- Singtel has teamed up with Nvidia to advance its AI strategy in South-east Asia
- The Singaporean telco turned to energy partners to build a power- and water-efficient datacentre portfolio
- It also plans to create a sustainable datacentre platform, better suited for the AI era
Singtel has signed new partnerships to advance AI development in South-east Asia and to help it press ahead with its goal to build sustainable and hyper-connected AI-ready datacentres.
The Singaporean telco’s new initiative will see it partner with a range of global and local companies in the areas of AI, renewable energy, sustainable technologies and talent development. This move comes alongside efforts to scale its regional datacentre business, which has been rebranded as Nxera and has recently entered new markets, such as Indonesia and Thailand.
A main staple of its initiative is a strategic memorandum of understanding (MoU) with global AI chipset leader Nvidia. The telco’s standalone infrastructure unit, Digital InfraCo, has agreed to collaborate with Nvidia to support Singapore’s National AI Strategy 2.0, a plan initiated by the Singaporean government to boost innovation, advance AI developments and maximise value creation. Singtel will become a Nvidia cloud partner in the region, which will enable it to “democratise AI access for enterprises” to Nvidia graphics processing unit (GPU) clusters hosted on Nxera’s AI DC platform in the region.
“Customers can leverage Singtel’s extensive fixed broadband network, submarine cables and 5G high-speed network connectivity together with the patented Paragon cloud platform to orchestrate their AI workloads in a multinetwork and multicloud environment. Nxera will also provide customers with carrier neutrality to meet all their connectivity resiliency needs,” the company noted in a statement unveiling the move.
In another endeavour, Singtel will look to make its datacentres across its operations net zero by 2028. This will be enabled through renewable energy partnerships with several energy players, including Sembcorp in Singtel, and Gulf Energy, Medco Power and TNB Renewables in the region.
The Singaporean operator is also aiming to develop “the most sustainable” datacentre platform to power the AI era. It is partnering with local enterprises Deston and SGP Global, as well as global leaders QCT, Shell, Stulz and Supermicro, to create a co-innovation platform to develop and test liquid and immersion cooling, as well as water-saving technologies. Once operationalised, the solutions are set for commercial deployments, including at Singtel’s datacentre in Tuas, Singapore, and other datacentres in the region.
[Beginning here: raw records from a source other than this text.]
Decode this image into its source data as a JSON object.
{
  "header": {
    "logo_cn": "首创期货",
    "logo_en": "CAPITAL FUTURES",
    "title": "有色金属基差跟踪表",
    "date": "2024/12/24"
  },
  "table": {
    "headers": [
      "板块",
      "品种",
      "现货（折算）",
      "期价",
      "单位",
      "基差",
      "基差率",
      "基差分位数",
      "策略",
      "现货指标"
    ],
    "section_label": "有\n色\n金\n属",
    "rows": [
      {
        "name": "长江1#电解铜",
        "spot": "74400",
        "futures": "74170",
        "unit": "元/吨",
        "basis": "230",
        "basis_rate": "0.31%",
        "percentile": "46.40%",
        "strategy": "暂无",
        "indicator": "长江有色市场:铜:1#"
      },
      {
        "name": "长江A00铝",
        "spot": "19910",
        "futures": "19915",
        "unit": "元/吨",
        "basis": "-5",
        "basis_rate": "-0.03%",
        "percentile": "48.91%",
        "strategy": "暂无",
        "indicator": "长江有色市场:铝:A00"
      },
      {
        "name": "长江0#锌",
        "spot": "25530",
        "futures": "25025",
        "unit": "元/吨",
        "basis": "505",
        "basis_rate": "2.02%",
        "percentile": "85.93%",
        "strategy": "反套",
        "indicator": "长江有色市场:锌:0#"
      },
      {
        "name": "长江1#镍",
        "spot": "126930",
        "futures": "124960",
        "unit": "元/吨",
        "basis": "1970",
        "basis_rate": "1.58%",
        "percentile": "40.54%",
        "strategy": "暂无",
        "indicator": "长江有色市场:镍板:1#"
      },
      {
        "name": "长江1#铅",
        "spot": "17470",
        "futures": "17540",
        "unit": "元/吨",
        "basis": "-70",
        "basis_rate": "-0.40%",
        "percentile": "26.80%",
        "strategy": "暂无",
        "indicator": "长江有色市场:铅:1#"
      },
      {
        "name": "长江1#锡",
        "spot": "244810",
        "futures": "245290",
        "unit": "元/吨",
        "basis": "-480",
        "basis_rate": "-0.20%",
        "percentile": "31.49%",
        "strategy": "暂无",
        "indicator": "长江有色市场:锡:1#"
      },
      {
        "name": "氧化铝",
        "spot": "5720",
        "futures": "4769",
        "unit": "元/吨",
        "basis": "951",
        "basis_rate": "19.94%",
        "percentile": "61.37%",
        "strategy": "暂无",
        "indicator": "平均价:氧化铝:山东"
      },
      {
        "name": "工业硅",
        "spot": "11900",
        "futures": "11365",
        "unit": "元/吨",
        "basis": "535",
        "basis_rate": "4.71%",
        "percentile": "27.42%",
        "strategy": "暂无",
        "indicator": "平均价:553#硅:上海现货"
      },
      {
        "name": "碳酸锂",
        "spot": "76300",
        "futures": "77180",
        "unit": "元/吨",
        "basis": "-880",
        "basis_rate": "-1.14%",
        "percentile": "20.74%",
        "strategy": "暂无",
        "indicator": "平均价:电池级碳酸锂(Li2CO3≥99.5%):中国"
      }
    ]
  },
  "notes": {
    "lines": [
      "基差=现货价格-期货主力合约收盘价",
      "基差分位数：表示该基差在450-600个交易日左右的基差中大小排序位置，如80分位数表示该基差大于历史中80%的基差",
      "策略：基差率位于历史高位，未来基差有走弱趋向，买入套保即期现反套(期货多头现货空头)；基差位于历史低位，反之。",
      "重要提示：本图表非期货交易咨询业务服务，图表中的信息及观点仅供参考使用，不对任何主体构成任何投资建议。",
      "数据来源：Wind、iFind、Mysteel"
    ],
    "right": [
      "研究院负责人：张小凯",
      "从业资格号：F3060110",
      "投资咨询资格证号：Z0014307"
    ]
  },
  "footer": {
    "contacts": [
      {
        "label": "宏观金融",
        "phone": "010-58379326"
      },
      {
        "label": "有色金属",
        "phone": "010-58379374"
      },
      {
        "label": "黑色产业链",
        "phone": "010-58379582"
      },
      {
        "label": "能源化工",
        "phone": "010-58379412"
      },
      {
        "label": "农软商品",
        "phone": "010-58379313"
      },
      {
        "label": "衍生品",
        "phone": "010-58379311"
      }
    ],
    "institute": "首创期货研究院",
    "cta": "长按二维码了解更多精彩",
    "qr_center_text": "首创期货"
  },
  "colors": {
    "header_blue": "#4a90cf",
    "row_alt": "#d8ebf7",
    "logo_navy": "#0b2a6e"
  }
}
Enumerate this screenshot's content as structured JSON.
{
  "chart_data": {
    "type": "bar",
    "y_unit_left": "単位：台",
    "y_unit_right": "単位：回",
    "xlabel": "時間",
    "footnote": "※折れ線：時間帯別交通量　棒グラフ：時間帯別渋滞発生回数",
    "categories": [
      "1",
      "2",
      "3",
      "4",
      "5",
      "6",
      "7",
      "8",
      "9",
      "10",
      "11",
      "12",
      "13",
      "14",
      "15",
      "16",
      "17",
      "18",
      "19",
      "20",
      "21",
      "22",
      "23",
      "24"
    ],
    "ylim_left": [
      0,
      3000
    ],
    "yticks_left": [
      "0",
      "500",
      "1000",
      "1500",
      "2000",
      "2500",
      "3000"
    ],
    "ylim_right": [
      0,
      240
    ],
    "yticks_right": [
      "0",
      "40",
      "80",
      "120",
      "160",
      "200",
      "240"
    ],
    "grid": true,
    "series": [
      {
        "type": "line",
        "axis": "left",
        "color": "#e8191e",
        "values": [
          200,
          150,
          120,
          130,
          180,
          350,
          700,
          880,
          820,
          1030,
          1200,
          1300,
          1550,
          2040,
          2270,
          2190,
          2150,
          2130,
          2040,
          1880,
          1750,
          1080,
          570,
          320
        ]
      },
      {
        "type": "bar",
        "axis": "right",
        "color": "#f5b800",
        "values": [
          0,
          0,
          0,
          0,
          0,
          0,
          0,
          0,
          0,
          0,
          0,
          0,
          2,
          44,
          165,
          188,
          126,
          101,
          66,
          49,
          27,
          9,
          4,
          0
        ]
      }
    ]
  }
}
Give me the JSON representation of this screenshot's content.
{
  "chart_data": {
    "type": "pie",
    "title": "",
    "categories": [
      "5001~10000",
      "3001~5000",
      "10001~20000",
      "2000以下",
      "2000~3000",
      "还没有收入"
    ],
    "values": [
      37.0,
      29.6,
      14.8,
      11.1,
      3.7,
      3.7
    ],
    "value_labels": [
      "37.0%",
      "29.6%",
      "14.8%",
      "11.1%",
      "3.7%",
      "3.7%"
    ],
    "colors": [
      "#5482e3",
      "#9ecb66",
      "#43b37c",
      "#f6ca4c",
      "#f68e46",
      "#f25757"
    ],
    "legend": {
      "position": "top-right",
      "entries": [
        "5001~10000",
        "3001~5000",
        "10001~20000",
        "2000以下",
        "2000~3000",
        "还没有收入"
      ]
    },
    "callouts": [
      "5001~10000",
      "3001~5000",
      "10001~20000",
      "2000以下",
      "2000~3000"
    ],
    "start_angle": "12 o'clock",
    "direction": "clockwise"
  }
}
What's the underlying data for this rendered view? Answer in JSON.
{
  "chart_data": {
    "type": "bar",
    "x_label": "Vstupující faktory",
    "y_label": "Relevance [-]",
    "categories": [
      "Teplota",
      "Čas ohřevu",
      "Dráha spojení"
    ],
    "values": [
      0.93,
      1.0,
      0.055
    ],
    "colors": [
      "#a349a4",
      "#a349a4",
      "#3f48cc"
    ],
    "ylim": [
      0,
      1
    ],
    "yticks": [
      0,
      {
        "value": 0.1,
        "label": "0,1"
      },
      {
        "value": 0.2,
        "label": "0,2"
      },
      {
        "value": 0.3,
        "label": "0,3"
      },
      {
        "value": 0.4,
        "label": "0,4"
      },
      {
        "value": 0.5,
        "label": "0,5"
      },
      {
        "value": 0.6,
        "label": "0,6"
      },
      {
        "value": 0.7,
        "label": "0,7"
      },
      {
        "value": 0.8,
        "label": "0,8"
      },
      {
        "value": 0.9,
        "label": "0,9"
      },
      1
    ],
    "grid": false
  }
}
The telco’s datacentre unit also intends to develop a smart internet of things (IoT) and digital twin platform, in a tie-up with software company Red Dot Analytics, to monitor, manage and optimise its datacentre operations, with a view to improving energy efficiency and operational resiliency.
Finally, the Singaporean telco plans to create a new regional training academy that prepares new talent for the datacentre industry, which is “facing a shortage due to the rapid growth in datacentre capacity in South-east Asia”. The facility, dubbed the Regional Sustainable Data Centre Academy, will launch in mid-2024 and is expected to train more than 150 students per year, with a focus on sustainability and high-density AI environments.
“As we build out our datacentre business, we are putting in place a purpose-driven, fully aligned group of ecosystem partners with distinctive capabilities and unique platforms that will help us grow this digital infrastructure in an AI world – sustainably and responsibly. This means democratising AI access for enterprises, introducing renewable energy and sustainable technologies, and helping produce the talent for our new generation of datacentres,” said Bill Chang, CEO of Nxera and Singtel’s Digital InfraCo unit.
Singtel’s ambitious move comes less than a year after a major overhaul of its business structure, including the establishment of Digital InfraCo as a standalone unit consisting of its datacentre business, its subsea cable and satellite carrier businesses, and Paragon, its all-in-one platform for 5G multi-access edge computing (MEC) and cloud orchestration.